As Ben points out In the case of nonplussed, the old meaning is "bewildered," while the new meaning is "unfazed". And with bemused, it's perhaps a more significant shift:
As the Visual Thesaurus wordmap for bemused indicates, the two primary meanings of bemused are "deeply absorbed in thought" or "perplexed by many conflicting situations or statements." The way that political reporters have used it about Obama, however, is "above it all, with a trace of amusement," in the words of New York Times deputy news editor Philip B. Corbett. Corbett adds, "but that's not what bemused means." Well, it's not what the word has historically meant, but the newer sense, influenced by amused, has become mainstream enough to enter some dictionaries, including Merriam-Webster's Collegiate.
"Skunked" seems like a good way of describing words that have two slightly different meanings for different groups of people at the same time.
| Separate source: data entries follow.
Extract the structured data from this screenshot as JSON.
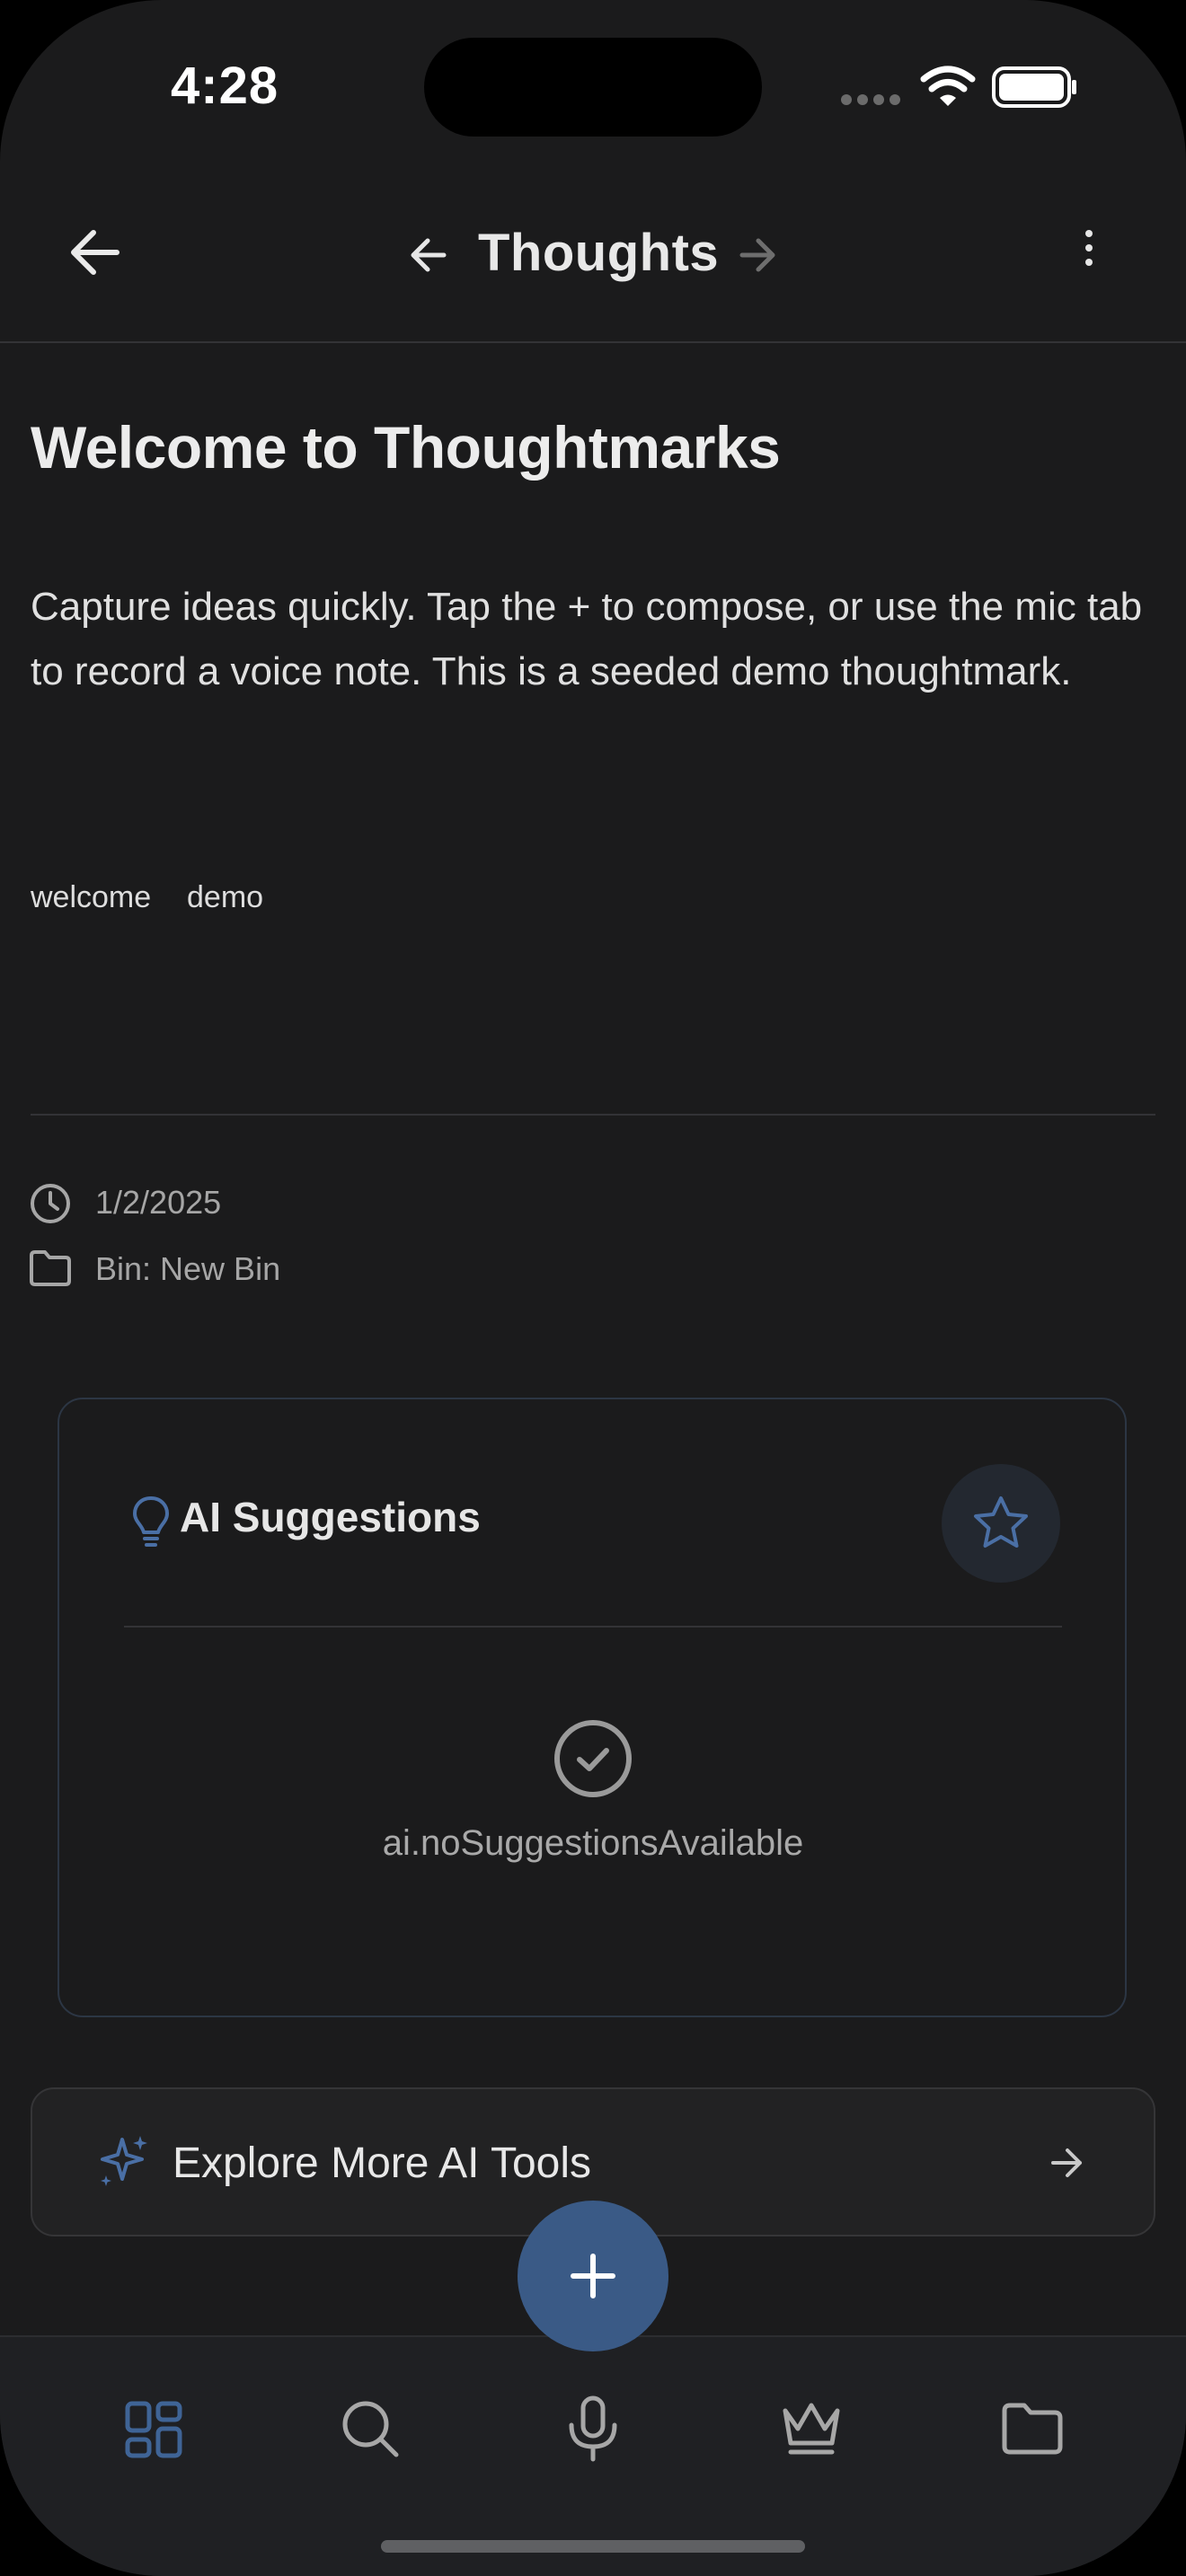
{
  "status_bar": {
    "time": "4:28"
  },
  "nav": {
    "title": "Thoughts"
  },
  "thought": {
    "title": "Welcome to Thoughtmarks",
    "body": "Capture ideas quickly. Tap the + to compose, or use the mic tab to record a voice note. This is a seeded demo thoughtmark.",
    "tags": [
      "welcome",
      "demo"
    ],
    "date": "1/2/2025",
    "bin": "Bin: New Bin"
  },
  "ai_card": {
    "title": "AI Suggestions",
    "empty_text": "ai.noSuggestionsAvailable"
  },
  "explore": {
    "label": "Explore More AI Tools"
  },
  "tabs": [
    {
      "icon": "grid-icon",
      "active": true
    },
    {
      "icon": "search-icon",
      "active": false
    },
    {
      "icon": "mic-icon",
      "active": false
    },
    {
      "icon": "crown-icon",
      "active": false
    },
    {
      "icon": "folder-icon",
      "active": false
    }
  ],
  "colors": {
    "background": "#1b1b1c",
    "accent": "#3a5a86",
    "accent_icon": "#4a6fa5",
    "text_primary": "#ececec",
    "text_secondary": "#a6a6a6"
  }
}
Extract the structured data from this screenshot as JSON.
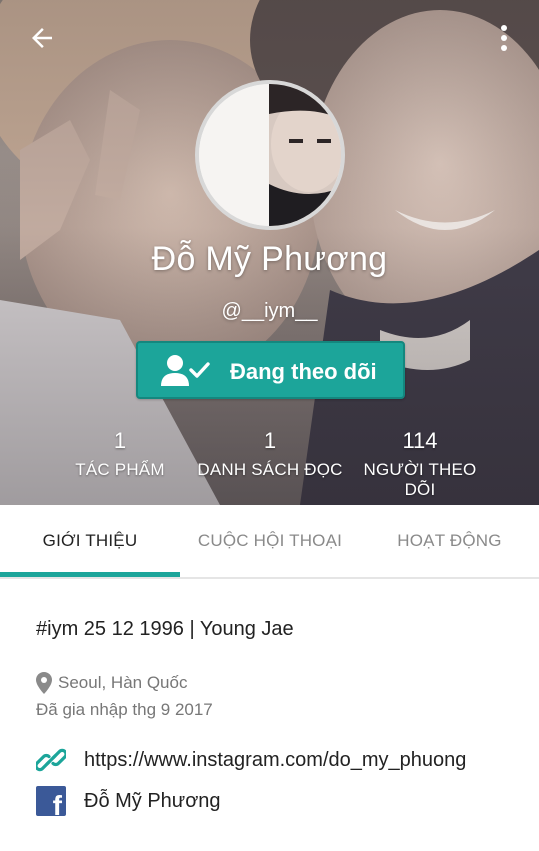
{
  "profile": {
    "display_name": "Đỗ Mỹ Phương",
    "username": "@__iym__",
    "follow_button_label": "Đang theo dõi"
  },
  "stats": [
    {
      "value": "1",
      "label": "TÁC PHẨM"
    },
    {
      "value": "1",
      "label": "DANH SÁCH ĐỌC"
    },
    {
      "value": "114",
      "label": "NGƯỜI THEO DÕI"
    }
  ],
  "tabs": [
    {
      "label": "GIỚI THIỆU",
      "active": true
    },
    {
      "label": "CUỘC HỘI THOẠI",
      "active": false
    },
    {
      "label": "HOẠT ĐỘNG",
      "active": false
    }
  ],
  "about": {
    "bio": "#iym 25 12 1996 | Young Jae",
    "location": "Seoul, Hàn Quốc",
    "joined": "Đã gia nhập thg 9 2017",
    "website": "https://www.instagram.com/do_my_phuong",
    "facebook": "Đỗ Mỹ Phương"
  },
  "icons": {
    "back": "arrow-left-icon",
    "more": "more-vertical-icon",
    "follow": "user-check-icon",
    "location": "location-pin-icon",
    "link": "link-icon",
    "facebook": "facebook-icon"
  },
  "colors": {
    "accent": "#1ca59a",
    "facebook": "#3b5998",
    "muted_text": "#777777"
  }
}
Perhaps they are words that are in the process of shifting from meaning 1 to meaning 2 but now just cause confusion because of this ongoing shift, and therefore should be avoided...like a skunk.
Of course, to loads of teenagers in the UK, the word "skunk" has totally different connotations (think "herbal" cigarettes and glazed expressions), so is that a "skunked" meaning itself?
Seeing language change actually happen in front of us is a fascinating thing and should be a reminder to us that language isn't about black and white but gradience. If you're an A level student revising for your Language Change exam, bear in mind that while we often teach you about periods of change (Early Modern English, Middle English etc.) the divides between these periods and the consistency of usage of a particular form at a particular time have never been that smooth. Above all, language is used by real - and often very different - people who don't all act or speak in the same way.